Son zamanlarda çok popüler olan şeffaf plak tedavisi hakkında konuşalım. Şeffaf plak tedavisi nedir ve avantajları nelerdir?

 

Dr. Burcu Altan: Ortodontik tedaviler, dişleri çene kemiği içerisinde oynatarak istediğimiz doğru konuma getirmemizi sağlayan uygulamalar. Şeffaf plaklar da bu yolda kullandığımız, son teknoloji araçlar. Bu plakları, dişlerin yerlerini değiştirmek, diş kavsini genişletmek ve dişlerin ön-arka yön ilişkilerini düzeltmek için kullanabiliyoruz. Şeffaf plaklar estetik hassasiyeti yüksek kişiler için son derece cazip bir seçenek. Özellikle ön görülen bir süre içerisinde nişan, düğün, mezuniyet gibi özel günlere katılacak kişiler için büyük avantaj sağlıyor. Daha etkin hijyen kontrolü sağlanabiliyor olması, plakların bir diğer önemli artısı. Sabit braket sistemleri kullanılırken hastalar dişlerin temizliği için daha fazla zaman ayırmak zorunda kalıyorlar ama buna rağmen özellikle arka bölgelerde etkin temizlik pek sağlanamıyor. Şeffaf plaklarla ise ağız bakımı olumsuz anlamda etkilenmiyor. Ayrıca, plak tedavisi planlaması başlangıç safhada simüle edilebildiği için tedavi süresi hakkında hem hasta, hem hekimin fikir sahibi olmasını sağlıyor. Sabit braket sistemlerinin aksine, plak kullanan hastalarla ayda bir kontrol şart olmaktan çıktı. Randevu aralarını açabiliyor, telefona yüklenen uygulamalarla tedavi sürecini hastayla uzaktan da yürütebiliyoruz.

 

Uyku apnesi nedir?

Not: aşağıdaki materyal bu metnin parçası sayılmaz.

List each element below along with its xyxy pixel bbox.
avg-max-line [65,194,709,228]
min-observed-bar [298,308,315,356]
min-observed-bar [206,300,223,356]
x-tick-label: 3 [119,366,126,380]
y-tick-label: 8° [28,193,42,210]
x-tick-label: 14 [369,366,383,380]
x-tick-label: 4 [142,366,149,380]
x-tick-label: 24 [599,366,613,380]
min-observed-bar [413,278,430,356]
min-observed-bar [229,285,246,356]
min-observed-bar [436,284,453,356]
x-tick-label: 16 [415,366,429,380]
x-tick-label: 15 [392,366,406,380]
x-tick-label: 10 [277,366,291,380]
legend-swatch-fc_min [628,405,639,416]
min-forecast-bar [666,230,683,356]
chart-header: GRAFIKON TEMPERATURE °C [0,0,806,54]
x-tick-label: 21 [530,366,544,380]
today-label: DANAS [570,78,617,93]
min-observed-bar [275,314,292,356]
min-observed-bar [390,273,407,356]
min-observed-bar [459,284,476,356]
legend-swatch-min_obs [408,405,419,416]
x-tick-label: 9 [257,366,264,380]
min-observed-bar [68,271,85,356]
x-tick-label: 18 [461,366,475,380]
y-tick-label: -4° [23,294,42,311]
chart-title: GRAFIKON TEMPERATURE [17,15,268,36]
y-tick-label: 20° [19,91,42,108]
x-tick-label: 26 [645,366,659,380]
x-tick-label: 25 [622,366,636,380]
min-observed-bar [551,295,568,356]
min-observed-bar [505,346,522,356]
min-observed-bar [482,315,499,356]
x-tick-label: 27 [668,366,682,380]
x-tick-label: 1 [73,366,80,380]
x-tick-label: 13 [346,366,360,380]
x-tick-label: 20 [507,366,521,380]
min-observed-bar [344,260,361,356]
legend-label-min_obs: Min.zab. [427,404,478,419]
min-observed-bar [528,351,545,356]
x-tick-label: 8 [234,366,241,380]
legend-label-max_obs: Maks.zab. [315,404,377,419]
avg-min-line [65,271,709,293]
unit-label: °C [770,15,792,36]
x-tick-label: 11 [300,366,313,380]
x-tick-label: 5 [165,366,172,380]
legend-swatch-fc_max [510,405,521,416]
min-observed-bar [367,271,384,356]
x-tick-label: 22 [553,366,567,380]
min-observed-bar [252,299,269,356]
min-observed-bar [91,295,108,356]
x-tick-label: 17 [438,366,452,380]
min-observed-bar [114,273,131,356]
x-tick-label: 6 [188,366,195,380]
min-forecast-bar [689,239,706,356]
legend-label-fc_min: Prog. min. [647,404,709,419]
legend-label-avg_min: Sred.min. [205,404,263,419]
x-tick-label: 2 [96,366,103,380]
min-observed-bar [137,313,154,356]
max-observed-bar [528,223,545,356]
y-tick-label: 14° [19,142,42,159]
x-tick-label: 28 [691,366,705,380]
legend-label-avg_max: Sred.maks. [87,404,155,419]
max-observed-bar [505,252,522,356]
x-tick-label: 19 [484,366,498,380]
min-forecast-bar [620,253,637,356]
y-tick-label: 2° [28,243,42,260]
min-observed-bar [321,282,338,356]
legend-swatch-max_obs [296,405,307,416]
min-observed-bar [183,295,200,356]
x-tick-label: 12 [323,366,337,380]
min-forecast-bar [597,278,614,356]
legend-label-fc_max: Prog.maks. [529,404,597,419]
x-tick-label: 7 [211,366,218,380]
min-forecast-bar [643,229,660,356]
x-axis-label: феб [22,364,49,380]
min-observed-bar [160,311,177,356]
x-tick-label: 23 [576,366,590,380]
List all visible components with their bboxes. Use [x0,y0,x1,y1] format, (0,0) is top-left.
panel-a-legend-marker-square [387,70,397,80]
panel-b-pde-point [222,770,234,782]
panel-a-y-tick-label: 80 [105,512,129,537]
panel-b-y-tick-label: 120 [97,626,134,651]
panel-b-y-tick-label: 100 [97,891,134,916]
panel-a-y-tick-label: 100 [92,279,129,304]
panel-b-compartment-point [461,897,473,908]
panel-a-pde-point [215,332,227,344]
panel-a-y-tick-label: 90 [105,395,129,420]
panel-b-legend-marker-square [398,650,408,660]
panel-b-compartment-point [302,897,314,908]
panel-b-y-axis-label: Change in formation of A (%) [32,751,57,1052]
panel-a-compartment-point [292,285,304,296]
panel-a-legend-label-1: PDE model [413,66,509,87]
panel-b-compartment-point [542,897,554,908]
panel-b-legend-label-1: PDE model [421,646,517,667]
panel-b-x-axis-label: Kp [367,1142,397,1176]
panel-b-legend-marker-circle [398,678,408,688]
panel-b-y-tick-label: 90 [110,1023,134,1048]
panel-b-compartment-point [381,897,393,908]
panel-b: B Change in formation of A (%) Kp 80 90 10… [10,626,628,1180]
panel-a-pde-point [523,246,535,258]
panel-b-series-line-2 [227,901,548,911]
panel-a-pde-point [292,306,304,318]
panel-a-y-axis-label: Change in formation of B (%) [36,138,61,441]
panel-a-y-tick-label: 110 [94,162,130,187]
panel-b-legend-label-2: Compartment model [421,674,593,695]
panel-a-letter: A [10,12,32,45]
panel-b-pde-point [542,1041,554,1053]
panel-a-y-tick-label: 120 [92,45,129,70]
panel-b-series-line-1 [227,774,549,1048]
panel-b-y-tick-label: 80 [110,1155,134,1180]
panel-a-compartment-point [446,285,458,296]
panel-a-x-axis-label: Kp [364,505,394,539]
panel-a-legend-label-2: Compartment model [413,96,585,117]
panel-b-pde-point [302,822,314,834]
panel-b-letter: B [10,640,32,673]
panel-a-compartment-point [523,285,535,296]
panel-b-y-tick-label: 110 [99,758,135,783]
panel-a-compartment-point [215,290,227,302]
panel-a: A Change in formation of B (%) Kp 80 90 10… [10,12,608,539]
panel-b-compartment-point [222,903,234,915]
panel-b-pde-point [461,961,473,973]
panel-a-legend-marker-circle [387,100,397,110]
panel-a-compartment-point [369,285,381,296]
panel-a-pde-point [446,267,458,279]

Bu problemin diş hekimliği branşlarıyla ilgisi var mıdır?

 

Dr. Burcu Altan: Uyku apnesi, gece uykuda solunumun durması demek. Apnesi olan kişilerde uyku sırasında horlama, huzursuzluk, sık sık idrara kalkma, terleme, ağız kuruluğu, reflü gibi belirtiler vardır. Güncel kaynaklar diş sıkma/gıcırdatmayı oksijensiz kalan sistemin kendini uyandırıp nefes alma çabası olarak yorumlamaktadır. Ayrıca baş ağrısı, unutkanlık, konsantrasyon bozukluğu, depresyon, sabah dinç uyanamama ve aşırı derecede uykulu olma ve yorgunluk hali, uyku apnesinin gündüz gözlenebilen belirtileri arasındadır. Uyku apnesi belirtilerinin görüldüğü kişiler gün içerisinde birçok ciddi tablo ile karşılaşılabilmektedir. Kalitesiz uyku uyumak trafik ve iş kazalarına yol açabilmekte, bu sorun tedavi edilmediği takdirde ölümcül tablolara dönüşebilmektedir. Uykuda ani ölüm, inme, kalp krizi ve kalp yetmezliği, eğer hasta obez ise kilo vermede zorluk, akciğer hastalarında solunum yetmezliği, cinsel isteksizlik ve iktidarsızlık, kontrol altına alınamayan diyabet bu olumsuzluklara örnek olarak gösterilebilir. Uyku apnesinin altın standart kabul edilen tespit yöntemi bir gecelik polisomnografi (uyku odası) testidir. Bu testin sonucunda varsa uyku apnesinin şiddeti belirlenmekte, ona göre de tedavi yöntemi seçilmektedir. Hafif ve orta şiddetli vakalara kliniğimizde horlama apareyi adı altında çeşitli aygıtlar uygulamaktayız. Bu araçlar, alt çeneyi veya dili önde konumlandırarak uyku sırasında soluk borusunun tıkanmasını önlüyorlar. Uygun vakalar için oksijen maskesiyle uyumaktansa bu tip apareyler çok daha kolay tolere edilmektedir.